Ensure breaks are spent resting
Encourage walkers to sit, and little ones to stretch their legs.
Remind kids to drink plenty of water
Also help to monitor sun exposure and temperature
Avoid nagging, but ultimately an adult will need to be responsible
for the younger child’s well-being.
Teach young children to:
- stay visible, and responsible children to stay within earshot.
- stay on track (in order to stay found, and to minimise impact)
- respect park rules - picking flowers and lighting fires.
The bush presents a great interactive classroom, perfect for learning respect for the dangers of nature, and also care for fragile ecosystems.

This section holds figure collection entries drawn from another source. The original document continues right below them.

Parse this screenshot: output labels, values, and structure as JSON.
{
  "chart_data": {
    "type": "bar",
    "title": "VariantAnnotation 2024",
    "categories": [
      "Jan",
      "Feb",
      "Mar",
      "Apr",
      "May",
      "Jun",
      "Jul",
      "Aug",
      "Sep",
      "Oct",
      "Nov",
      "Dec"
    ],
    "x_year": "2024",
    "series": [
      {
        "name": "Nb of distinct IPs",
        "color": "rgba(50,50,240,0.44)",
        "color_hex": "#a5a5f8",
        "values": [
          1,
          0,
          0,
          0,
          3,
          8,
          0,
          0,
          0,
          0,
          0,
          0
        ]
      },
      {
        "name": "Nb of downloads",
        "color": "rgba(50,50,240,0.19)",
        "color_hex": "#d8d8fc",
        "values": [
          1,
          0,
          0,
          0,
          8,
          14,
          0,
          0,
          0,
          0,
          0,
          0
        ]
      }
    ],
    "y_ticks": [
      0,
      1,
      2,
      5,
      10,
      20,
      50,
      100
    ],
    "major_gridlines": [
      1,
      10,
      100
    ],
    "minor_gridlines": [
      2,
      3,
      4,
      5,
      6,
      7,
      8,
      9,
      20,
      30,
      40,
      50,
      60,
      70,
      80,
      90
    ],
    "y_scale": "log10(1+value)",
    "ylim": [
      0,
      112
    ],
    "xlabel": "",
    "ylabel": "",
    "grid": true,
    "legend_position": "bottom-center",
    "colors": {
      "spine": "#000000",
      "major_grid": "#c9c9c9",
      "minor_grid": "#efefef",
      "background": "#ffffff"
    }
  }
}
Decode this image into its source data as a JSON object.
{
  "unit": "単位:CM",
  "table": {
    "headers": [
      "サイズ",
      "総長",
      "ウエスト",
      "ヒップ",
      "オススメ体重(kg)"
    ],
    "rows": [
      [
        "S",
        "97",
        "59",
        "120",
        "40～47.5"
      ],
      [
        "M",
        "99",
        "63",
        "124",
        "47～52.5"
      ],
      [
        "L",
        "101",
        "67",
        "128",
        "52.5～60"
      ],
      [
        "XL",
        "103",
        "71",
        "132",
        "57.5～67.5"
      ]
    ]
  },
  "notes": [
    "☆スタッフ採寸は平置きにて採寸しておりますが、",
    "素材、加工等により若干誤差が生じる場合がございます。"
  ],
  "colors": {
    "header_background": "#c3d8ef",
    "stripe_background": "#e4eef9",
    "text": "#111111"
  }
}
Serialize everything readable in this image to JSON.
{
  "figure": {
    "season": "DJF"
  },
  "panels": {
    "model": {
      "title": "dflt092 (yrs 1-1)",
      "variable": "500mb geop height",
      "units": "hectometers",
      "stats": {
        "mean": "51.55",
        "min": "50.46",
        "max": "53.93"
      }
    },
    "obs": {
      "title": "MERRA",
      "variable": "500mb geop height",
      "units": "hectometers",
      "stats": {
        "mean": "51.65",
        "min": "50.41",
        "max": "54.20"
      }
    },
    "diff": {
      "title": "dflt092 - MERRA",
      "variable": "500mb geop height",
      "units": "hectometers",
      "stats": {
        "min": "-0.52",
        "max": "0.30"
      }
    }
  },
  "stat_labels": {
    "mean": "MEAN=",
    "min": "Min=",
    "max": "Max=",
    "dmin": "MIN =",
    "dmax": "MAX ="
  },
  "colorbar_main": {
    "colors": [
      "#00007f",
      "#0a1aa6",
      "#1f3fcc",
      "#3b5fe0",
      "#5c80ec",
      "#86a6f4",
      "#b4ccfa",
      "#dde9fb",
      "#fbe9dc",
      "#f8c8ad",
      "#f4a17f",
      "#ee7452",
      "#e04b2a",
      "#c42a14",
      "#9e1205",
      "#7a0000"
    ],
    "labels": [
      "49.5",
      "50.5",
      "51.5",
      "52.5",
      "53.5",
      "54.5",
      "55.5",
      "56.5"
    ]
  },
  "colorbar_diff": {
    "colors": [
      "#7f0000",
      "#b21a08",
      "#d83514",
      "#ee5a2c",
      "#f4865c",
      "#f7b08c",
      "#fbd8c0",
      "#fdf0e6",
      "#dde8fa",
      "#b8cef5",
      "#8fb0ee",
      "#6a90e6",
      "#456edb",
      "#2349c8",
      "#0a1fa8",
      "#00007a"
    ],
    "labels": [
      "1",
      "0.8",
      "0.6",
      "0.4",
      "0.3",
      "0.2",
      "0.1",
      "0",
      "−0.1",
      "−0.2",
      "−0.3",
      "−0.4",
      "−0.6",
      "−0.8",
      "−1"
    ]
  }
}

Early complaints of ‘I’m tired’ usually come from boredom.
Having a few diversions up your sleeve can really extend the length of your walk…
- Set small, achievable goals
- ‘we will have something to eat when we get to the creek’.
- Share the map with the kids and show your progress.
- Point out things they might be interested in, typically:
- moving water
- rock scrambles
- seed pods
- Talk (or learn) about cloud formations and geological oddities - they may not hang on every word, but it really helps kids develop their interest.
- Other adults can boost motivation – at 2, our daughter would tackle any mountain if she could just hold Poppy’s hand!
- Younger children will welcome distractions such as:
- Singing songs together
- Counting anything (steps, rocks, signposts)
- Playing games like I-spy (for younger kids try ‘I-spy something that is red’).
Younger children like familiar areas; consider doing the same walk several times over a few months, especially as they are building confidence walking on uneven ground.